7.03.2010

Allemagne: le mystère des aristocrates momifiés

Une fois morts, les familles nobles de l'Allemagne du 18e siècle se faisaient, comme les égyptiens, momifier.
Etant donné qu'un nombre croissant de ces cadavres bien conservés sont découverts, les scientifiques tentent d'en comprendre les raisons.

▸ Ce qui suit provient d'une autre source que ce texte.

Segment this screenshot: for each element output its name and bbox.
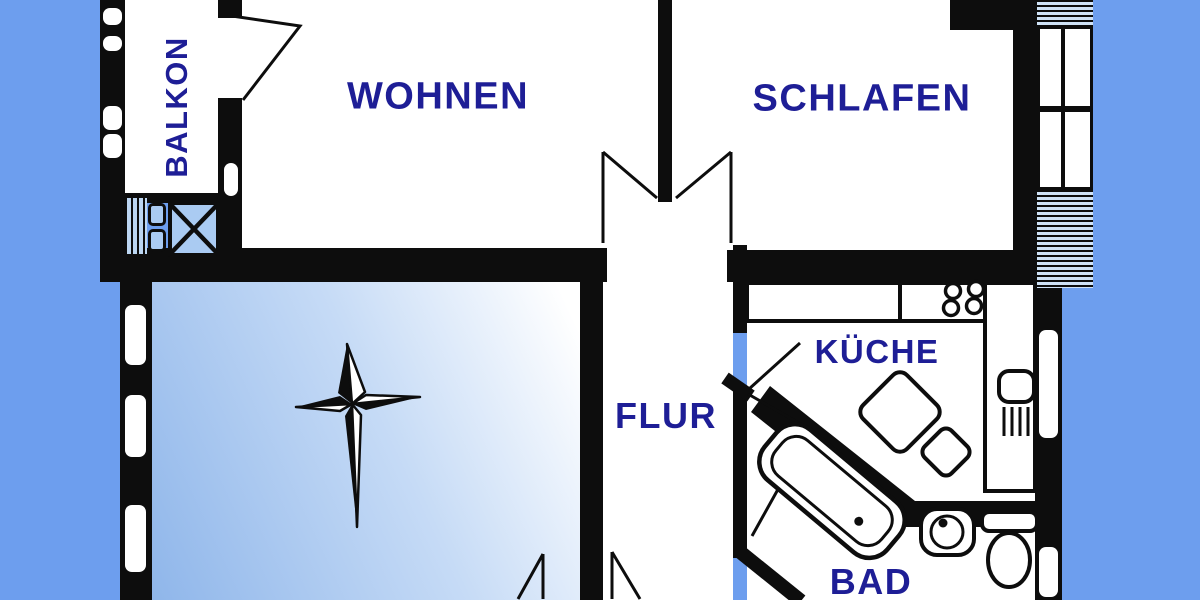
door-schlafen bbox=[676, 152, 731, 243]
label-flur: FLUR bbox=[615, 395, 717, 437]
door-balkon bbox=[232, 16, 300, 100]
label-wohnen: WOHNEN bbox=[347, 76, 529, 119]
label-schlafen: SCHLAFEN bbox=[753, 78, 972, 121]
label-balkon: BALKON bbox=[159, 36, 195, 178]
door-lower-room bbox=[518, 554, 543, 599]
north-arrow-compass-icon bbox=[296, 344, 420, 527]
door-flur-south bbox=[612, 552, 640, 599]
shaft-cross-icon bbox=[170, 204, 218, 254]
washbasin-icon bbox=[921, 509, 974, 555]
toilet-icon bbox=[982, 512, 1037, 587]
door-kueche bbox=[749, 343, 800, 389]
label-kueche: KÜCHE bbox=[815, 333, 940, 371]
door-wohnen bbox=[603, 152, 657, 243]
label-bad: BAD bbox=[830, 561, 913, 600]
floor-plan: BALKON WOHNEN SCHLAFEN FLUR KÜCHE BAD bbox=[0, 0, 1200, 600]
kitchen-sink-icon bbox=[856, 368, 973, 479]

Pendant la guerre de Trente Ans, le Baron von Holz a combattu dans l'armée suédoise en tant que mercenaire, cependant il n'a pas eu une mort héroïque sur le champ de bataille: Il est décédé à l'âge de 35 ans soit de la grippe ou d'un empoisonnement du sang. Et c'est une fois mort, que sa situation s'est réellement améliorée...
Sa famille a habillé sa dépouille mortelle de ses précieuses bottes en cuir de veau, avec des semelles à clous.

Le guerrier a ensuite été mis dans une sorte de crypte de luxe sous le château de Sommersdorf près de Ansbach, en Bavière.

Dans ce caveau, le cadavre de Von Holz a été privilégié en bénéficiant du même honneur réservé aux pharaons égyptiens: la momification.


Plus de 370 ans après sa mort prématurée, le noble se trouve toujours dans son cercueil, bien conservé. Von Holz était un homme très grand, 1,80 mètre, à une époque où la plupart des hommes étaient plus petits. A ce jour, ses pieds sont encore chaussés de ses bottes en cuir que son clan lui avait fait, il y a près de quatre siècles.




Pour la première fois, le cadavre a récemment quitté son lieu de sépulture car les archéologues des Reiss Engelhorn Museums de Mannheim s'intéressent de près à la momie.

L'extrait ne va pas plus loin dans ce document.